Before Johnny could say anything back, he felt a soft prod in his side. Dempsey had shoved the tote bag at him. “It’s time to take up my knitting again.” Johnny took the bag. He was still looking at the man. The man’s eyes were blank, emptied of what they’d seen. The vision, the Coptic Crosses, were no longer there. He was at peace.
Dempsey put her arm in Johnny’s and steered him toward the door. Johnny hesitated. The man had exhorted him to look at the paintings, at the Coptic labyrinths Winnie had so cunningly devised. Johnny wanted to look now; he wanted to assure himself that the man hadn’t been raving, that he had seen what was there and had brought himself near to death to proclaim its truth. But Dempsey seemed eager to leave.

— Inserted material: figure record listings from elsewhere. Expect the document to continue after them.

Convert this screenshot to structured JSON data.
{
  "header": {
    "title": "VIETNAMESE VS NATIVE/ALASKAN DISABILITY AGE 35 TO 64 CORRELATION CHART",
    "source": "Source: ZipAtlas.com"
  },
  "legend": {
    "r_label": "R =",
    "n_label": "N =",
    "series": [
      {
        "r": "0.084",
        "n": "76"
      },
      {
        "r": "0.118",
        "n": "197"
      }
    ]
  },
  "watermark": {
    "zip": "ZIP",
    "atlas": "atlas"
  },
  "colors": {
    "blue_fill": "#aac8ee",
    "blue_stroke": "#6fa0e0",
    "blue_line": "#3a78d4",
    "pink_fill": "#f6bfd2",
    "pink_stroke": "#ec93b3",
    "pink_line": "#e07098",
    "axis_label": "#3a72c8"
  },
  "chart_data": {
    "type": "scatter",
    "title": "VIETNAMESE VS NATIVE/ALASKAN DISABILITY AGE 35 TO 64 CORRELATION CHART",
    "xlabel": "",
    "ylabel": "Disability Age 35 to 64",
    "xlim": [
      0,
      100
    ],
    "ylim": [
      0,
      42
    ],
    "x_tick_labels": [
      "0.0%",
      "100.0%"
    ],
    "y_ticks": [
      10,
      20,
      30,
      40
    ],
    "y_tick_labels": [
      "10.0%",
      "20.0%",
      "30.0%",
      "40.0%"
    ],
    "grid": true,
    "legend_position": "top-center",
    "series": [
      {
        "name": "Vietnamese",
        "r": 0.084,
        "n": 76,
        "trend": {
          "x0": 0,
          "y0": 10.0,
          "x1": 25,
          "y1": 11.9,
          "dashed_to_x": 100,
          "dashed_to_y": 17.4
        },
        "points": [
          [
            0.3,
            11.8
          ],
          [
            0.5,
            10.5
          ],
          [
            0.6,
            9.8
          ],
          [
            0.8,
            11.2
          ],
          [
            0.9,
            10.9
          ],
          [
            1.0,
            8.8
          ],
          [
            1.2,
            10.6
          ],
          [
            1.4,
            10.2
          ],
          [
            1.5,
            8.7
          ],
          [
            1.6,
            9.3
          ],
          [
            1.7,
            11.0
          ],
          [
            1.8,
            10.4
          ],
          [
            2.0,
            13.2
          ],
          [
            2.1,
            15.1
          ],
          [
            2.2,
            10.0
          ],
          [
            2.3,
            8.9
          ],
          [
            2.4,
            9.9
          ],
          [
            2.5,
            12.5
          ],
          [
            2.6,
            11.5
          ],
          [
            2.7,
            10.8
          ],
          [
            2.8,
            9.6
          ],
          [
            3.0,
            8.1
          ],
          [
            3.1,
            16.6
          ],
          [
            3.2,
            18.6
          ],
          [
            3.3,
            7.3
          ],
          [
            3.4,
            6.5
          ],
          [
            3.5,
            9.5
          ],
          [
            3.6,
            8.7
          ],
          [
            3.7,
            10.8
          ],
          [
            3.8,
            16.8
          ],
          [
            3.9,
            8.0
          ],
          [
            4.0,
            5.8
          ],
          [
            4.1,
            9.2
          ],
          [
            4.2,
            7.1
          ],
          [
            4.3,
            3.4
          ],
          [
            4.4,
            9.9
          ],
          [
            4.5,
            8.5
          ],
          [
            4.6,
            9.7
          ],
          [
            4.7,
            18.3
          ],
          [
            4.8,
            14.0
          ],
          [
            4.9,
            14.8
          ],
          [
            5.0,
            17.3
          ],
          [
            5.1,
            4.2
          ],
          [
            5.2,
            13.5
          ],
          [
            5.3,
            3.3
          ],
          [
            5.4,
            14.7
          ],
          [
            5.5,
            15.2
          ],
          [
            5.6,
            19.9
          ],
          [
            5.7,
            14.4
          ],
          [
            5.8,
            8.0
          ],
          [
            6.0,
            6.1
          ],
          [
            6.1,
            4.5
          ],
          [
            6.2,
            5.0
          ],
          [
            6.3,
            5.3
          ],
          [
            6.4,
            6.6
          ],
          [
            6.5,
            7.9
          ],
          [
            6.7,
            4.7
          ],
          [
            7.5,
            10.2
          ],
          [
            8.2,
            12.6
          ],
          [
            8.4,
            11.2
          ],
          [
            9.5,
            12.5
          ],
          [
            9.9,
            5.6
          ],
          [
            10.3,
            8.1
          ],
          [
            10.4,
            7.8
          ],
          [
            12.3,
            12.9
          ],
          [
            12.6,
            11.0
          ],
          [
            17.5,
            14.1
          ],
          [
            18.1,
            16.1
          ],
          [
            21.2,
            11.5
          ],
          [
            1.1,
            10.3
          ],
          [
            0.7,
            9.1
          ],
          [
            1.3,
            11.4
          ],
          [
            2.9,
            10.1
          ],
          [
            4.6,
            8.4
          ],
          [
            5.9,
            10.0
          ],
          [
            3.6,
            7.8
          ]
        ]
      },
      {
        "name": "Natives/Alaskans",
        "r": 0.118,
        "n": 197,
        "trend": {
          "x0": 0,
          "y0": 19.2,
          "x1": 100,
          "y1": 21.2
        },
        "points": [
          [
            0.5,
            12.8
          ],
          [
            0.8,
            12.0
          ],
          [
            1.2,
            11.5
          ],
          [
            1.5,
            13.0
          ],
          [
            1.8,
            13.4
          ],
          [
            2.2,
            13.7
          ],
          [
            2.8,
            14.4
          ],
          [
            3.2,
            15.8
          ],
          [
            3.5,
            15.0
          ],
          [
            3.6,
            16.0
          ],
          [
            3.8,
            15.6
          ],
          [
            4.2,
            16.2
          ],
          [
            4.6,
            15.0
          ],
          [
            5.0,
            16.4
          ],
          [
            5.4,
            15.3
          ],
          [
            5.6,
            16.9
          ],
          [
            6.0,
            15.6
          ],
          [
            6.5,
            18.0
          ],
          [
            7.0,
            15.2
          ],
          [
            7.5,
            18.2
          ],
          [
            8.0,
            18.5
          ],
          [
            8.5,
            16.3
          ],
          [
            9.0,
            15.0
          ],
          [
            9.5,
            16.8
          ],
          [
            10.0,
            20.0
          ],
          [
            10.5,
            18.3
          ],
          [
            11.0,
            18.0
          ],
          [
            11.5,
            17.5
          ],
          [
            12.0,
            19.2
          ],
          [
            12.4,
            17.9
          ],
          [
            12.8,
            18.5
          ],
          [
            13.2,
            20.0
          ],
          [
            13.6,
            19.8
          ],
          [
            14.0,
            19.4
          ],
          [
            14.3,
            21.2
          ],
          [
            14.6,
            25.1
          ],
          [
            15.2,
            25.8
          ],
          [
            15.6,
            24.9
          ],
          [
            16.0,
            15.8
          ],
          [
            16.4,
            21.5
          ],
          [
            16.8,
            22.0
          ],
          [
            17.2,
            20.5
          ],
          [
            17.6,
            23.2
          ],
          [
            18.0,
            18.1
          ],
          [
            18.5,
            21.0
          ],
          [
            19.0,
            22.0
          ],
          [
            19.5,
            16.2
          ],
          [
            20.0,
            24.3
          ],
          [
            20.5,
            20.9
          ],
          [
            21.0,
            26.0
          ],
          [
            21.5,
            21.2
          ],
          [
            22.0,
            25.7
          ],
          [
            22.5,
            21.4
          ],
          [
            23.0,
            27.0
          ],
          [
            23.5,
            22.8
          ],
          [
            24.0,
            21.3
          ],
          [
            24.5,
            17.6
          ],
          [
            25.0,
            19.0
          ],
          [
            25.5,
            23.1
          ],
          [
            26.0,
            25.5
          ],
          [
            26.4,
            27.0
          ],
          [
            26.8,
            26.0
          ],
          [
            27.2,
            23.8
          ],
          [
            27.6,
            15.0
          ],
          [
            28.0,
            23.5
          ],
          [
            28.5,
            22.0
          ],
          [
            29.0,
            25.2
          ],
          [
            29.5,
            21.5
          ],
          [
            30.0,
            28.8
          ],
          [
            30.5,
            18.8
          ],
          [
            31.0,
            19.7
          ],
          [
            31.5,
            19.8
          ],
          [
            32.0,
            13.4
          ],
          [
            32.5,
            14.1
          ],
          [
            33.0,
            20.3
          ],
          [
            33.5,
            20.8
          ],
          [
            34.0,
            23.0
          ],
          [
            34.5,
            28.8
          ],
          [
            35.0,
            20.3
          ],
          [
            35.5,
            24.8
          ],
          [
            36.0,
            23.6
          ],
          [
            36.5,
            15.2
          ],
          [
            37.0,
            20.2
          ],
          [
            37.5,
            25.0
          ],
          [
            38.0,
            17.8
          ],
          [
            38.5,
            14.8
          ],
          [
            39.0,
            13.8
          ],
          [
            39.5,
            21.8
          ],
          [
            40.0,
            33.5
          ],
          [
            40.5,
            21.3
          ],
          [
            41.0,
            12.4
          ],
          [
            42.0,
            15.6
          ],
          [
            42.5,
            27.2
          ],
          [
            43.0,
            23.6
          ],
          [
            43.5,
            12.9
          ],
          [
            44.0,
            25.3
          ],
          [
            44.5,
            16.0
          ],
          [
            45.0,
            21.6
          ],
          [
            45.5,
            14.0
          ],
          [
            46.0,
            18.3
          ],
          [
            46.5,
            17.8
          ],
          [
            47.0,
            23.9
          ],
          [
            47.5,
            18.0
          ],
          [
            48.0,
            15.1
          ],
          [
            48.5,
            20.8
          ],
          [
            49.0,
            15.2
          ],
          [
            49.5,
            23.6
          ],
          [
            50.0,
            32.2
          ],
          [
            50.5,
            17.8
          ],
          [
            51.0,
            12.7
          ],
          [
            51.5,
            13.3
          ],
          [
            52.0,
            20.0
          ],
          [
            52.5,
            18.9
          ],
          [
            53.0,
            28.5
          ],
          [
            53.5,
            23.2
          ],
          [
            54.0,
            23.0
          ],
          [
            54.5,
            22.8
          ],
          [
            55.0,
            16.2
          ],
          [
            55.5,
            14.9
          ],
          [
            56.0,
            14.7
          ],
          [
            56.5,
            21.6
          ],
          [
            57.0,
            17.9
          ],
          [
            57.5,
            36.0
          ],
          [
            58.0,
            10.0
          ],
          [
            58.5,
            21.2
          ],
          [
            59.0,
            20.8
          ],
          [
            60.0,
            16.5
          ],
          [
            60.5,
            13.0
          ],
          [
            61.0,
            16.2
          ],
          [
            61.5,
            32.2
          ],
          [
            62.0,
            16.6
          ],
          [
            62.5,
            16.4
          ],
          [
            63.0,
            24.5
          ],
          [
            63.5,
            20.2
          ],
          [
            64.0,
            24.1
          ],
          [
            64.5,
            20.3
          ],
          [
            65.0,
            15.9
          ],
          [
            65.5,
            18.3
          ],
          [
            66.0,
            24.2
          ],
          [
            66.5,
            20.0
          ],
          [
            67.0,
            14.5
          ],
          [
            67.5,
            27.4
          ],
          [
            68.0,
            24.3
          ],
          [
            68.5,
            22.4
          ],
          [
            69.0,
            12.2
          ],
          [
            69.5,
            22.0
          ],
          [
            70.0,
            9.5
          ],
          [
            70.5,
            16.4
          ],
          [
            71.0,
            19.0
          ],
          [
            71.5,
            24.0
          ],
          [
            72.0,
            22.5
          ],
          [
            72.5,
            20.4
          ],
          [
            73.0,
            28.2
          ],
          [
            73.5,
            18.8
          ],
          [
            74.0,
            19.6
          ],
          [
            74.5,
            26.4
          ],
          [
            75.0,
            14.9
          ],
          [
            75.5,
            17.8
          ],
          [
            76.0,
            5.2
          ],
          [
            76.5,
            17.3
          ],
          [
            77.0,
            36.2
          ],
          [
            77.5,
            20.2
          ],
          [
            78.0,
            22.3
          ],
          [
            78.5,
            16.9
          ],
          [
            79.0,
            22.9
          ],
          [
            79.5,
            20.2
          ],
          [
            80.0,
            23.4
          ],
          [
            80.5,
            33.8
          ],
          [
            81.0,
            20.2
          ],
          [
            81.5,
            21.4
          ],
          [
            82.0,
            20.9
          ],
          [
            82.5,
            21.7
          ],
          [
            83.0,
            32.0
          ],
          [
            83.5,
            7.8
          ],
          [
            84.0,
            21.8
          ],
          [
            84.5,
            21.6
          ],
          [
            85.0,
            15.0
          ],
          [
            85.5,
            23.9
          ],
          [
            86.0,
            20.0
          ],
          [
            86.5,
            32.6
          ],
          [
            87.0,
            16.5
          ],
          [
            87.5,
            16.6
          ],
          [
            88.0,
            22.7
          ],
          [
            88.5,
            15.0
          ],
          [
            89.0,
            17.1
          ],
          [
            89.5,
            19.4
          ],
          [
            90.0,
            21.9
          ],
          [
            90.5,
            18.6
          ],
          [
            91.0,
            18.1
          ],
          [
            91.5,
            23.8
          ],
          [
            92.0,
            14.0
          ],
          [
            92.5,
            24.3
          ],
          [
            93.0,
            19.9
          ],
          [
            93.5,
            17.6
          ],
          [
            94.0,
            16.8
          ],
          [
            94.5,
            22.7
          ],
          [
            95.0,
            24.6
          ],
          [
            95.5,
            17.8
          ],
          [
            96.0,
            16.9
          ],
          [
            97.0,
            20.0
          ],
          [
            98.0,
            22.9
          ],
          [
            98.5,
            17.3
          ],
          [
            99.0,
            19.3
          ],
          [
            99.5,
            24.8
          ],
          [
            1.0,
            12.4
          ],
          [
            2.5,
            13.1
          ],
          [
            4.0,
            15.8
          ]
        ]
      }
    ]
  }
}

Outside, walking west on Spring Street, Johnny could smell the bread in the top of the knitting bag. As they were crossing Wooster Street, Dempsey pulled her arm away and scratched her nose, then returned the arm. “You were beautiful just now, with that man,” she said quietly.
“He couldn’t stop coughing.”
“Sure. But you were the one who cared. I didn’t see anyone else ready to get himself coughed all over.”
“No big deal.”
Dempsey stopped there on the sidewalk, thought a minute, then started walking again. “It’s something to see, what the epidemic’s done. How some people respond. If you didn’t know he had AIDS, would you have helped him like that?”
“I don’t know.”
“We read about it all the time. People brought closer together.” She paused, then added, “Like us. If it weren’t for the epidemic… Well, you know the rest.”
“Then I’m supposed to be grateful for the epidemic?”
“Well, aren’t you?”
Now it was Johnny who stopped. He paused, took one more step, stopped again and, without looking at Dempsey, said, “If it took this epidemic to get us together again, I have to hope I’d never have seen you again, that we’d never have gotten together again. Ever.”
“I’m not sure that’s what you’re supposed to say.”
“Then I’ll say it again. If I can only walk down this street with you because of AIDS, then I have to wish I wouldn’t be walking down this street now, with you here and me with you. Nothing is worth this epidemic, nothing pays anyone for what you—and that guy too—what you’re going through, you or anyone else who is sick.”